Jan 27, 2015 · 3 minutes

The "Hashtag-Blizzard-of-2015" has come and gone in New York. And despite dire warnings from meteorologists that the city would be blanketed in 20-30 inches of snow, the final snow-counts across the 5 boroughs were more in the 6- to 10-inch range. (Long Island, however, was not so fortunate).

But while New Yorkers stocked up on whiskey and toilet paper, the tech community was focused on venture-funded car services like Uber and Lyft. During a particularly bad snowstorm last Winter, Uber was slammed for raising its prices by up to seven- to eight-times the normal rates. Yesterday morning, Mayor Bill de Blasio warned merchants of all stripes that “Price gouging in the context of an emergency is illegal.” Shortly thereafter, Uber and Lyft announced they would cap surge pricing at 2.8 times and 2 times, respectively.

But how did Uber arrive at the 2.8 multiplier? Why not 3? Or 4? And just because it's capped, doesn't that still constitute "price gouging" by law? Finally, should a for-profit company really be the one deciding these caps as opposed to a government body that presumably has the public's interest at heart?

As it turns out, Uber wasn't the one that selected the 2.8 rate -- it was selected for them by an agreement made with the city last July. The full agreement is posted below, but here's the section dictating how Uber will conduct surge pricing during emergencies:

To determine the price cap for a transportation option in a city and surrounding area, Uber shall first identify the three highest prices it set, on different days, during the sixty days preceding the commencement of the abnormal disruption of the market.

The price cap shall be the next highest price that was set for the same transportation option, in the same city and surrounding area, during the sixty days preceding the commencement of the abnormal disruption of the market (not including the days on which the three highest prices were set). That's a rather wonky way of saying Uber's surge pricing cap will be set at the fourth-highest multiplier it used in the preceding 60 days. This time around, that rate was 2.8. When the next emergency happens, it could be higher or lower. Furthermore, the agreement states that on all other dates Uber's prices must be determined algorithmically based on supply and demand, barring it from artificially raising prices with the intent of also raising any forthcoming price cap. Whether or not we can trust a company as morally dubious as Uber to comply with that stipulation is an open question. However, the agreement requires the company to provide "all information and documentation necessary for the OAG to verify compliance with this agreement."

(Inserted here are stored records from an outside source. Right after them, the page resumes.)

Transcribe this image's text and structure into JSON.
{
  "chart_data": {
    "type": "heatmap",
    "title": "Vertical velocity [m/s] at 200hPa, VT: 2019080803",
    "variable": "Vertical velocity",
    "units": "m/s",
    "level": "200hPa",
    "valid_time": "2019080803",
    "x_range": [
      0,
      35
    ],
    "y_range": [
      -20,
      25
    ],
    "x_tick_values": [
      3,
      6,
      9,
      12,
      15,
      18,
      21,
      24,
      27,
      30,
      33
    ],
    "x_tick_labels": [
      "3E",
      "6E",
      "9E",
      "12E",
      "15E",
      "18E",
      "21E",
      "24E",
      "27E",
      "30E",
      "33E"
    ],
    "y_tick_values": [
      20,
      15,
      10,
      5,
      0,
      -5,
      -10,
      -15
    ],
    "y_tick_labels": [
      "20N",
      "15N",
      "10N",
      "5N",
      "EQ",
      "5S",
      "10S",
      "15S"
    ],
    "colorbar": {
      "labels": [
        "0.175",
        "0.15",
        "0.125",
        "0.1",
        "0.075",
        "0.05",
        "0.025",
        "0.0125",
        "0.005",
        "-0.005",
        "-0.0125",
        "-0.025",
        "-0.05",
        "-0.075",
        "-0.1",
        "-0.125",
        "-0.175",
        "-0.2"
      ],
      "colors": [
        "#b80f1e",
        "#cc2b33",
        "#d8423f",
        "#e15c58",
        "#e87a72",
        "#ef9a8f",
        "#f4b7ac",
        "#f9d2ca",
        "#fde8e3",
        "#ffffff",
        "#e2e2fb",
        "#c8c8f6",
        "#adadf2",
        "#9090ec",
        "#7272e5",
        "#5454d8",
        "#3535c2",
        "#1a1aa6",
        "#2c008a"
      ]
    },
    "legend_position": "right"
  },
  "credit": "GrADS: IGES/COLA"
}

Lyft, it seems, has no such agreement with the State of New York, and the Attorney General's press office would not comment on whether a similar agreement is in the works.

So there you have it: Uber's pricing cap was neither a kind gesture nor a savvy PR move, but was in fact explicitly stipulated by the state -- though its decision to donate the proceeds of surge pricing to the Red Cross appears to be Uber's alone. It's also yet another indicator of Uber CEO Travis Kalanick's evolving playbook, the title of which might read: "Break the rules, governments be damned, until we have a foothold in a market." Uber has proven time and again that only once it has the leverage that comes with winning the hearts and pocketbooks of customers is it willing to negotiate with these government bodies.

So while it's nice to see Uber working with governments in the interest of public safety and fairness, that doesn't necessarily mean its recklessness in newer markets won't continue.